«Il ne nous reste que la résistance et l’espoir que le ras-le-bol devienne général»
Dans le «Jardin de Shahrzad» (KTM), trois lesbiennes et une transsexuelle dénoncent la condition des minorités sexuelles iraniennes, protégées derrière le pseudonyme de Vida. Voici leur première interview depuis la réélection du Mahmoud Ahmadinejad.

TÊTUE: Dans votre livre, on ressent fortement qu'Internet fut un bol d'air pour la population iranienne, notamment pour les homosexuels et transsexuels. Pensez-vous que les nouveaux moyens de communication accélèrent l'évolution vers la liberté ?
Vida: Internet joue un rôle fondamental dans le combat des Iraniens pour la démocratie, comme vous avez pu le voir pendant les manifestations contre la pseudo-réélection d'Ahmadinejad. Mais attention : Internet (et les téléphones portables) sont une arme à double tranchant, puisque le régime peut aisément s'infiltrer dans le réseau, pour contrôler, censurer et identifier les opposants. C'est d'ailleurs ce qui arrive régulièrement en Iran : beaucoup de gens ont été repérés par les services secrets sur le Net et arrêtés. Il nous faut sans cesse inventer de nouveaux moyens de lutte et de mobilisation. À l'époque de la Révolution islamique, en 1979, diffuser une cassette avec la voix de l'imam Khomeini suffisait à embraser les foules. C'est grâce à ces foules que le régime impérial a été renversé. Aujourd'hui, mis à part Internet, il ne nous reste que la résistance et l'espoir que le ras-le-bol devienne général.
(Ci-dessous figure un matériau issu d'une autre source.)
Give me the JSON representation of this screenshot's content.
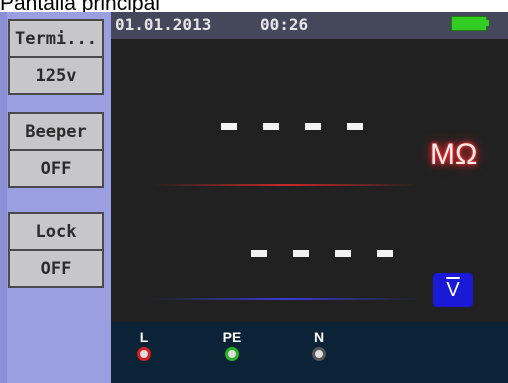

Quand le président Mahmoud Ahmadinejad a déclaré en septembre 2004 devant les étudiants de l'université de Columbia à New York, qu'il n'y avait pas d'homosexuels en Iran, quelle a été votre réaction ?
Nous nous sommes dit que ce mec n'avait vraiment pas le sens du ridicule ! Il y autant d'homos en Iran que dans les autres pays. C'est la peur de la répression et une certaine pudeur qui les rend quasiment invisibles. Ce que le président voulait faire croire, c'est que les jeunes hommes condamnés à mort et exécutés ces dernières années n'étaient pas des homosexuels, mais des pédophiles, et qu'ils méritaient donc la pendaison. C'est une idée courante en Iran et souvent un prétexte pour persécuter les gays.
La transsexualité n'est pas passible de la peine capitale en Iran. Ce fait pousse-t-il beaucoup de lesbiennes à se faire opérer pour pouvoir aimer librement ?
Il y a sûrement moins de lesbiennes que de gays qui décident de s'opérer, quoique d'un certain point de vue, c'est plus avantageux de devenir homme plutôt que femme en Iran, vu les discriminations et les restrictions légales que subit le genre féminin ! Mais l'opération pour les femmes est plus délicate et plus onéreuse, comme partout dans le monde. C'est vrai que la transsexualité est légale en Iran, mais c'est souvent une pratique coercitive pour les homosexuels, qui subissent toutes sortes de pressions pour suivre un traitement hormonal et se faire opérer.
Comment expliquez-vous que la transsexualité soit tolérée contrairement à l'homosexualité ?
La sexualité en soi n'est pas réprimée en Iran, au contraire elle est impérative, mais uniquement à l'intérieur du mariage entre un homme et une femme (ou plusieurs femmes, puisque la polygamie est légale). Voilà pourquoi l'homosexualité est un des tabous les plus ancrés dans la société, alors que la transsexualité est tolérée. Les trans sont moins marginalisés (ées) si, ils ou elles se marient.
Existe-t-il une solidarité homo-trans-hétéro en Iran ?
Il existe parfois une solidarité entre homos et trans. Avec les hétéros, c'est une autre histoire. La méfiance à l'égard des minorités sexuelles est très forte.
Des projets en cours ?
Nous aimerions réaliser un film basé sur « Le jardin de Shahrzad », mais il faudrait le tourner entièrement à l'étranger, ce qui serait un peu ridicule, et en plus ce serait dangereux pour les actrices. Pour le moment, nous attendons la suite des événements en Iran...
Propos recueillis par Marjorie Marcillac.












0
De fiorella
c'est courageux et j'espere qu'un jour la liberté reviendra dans ce pays,bravo mesdemoiselles!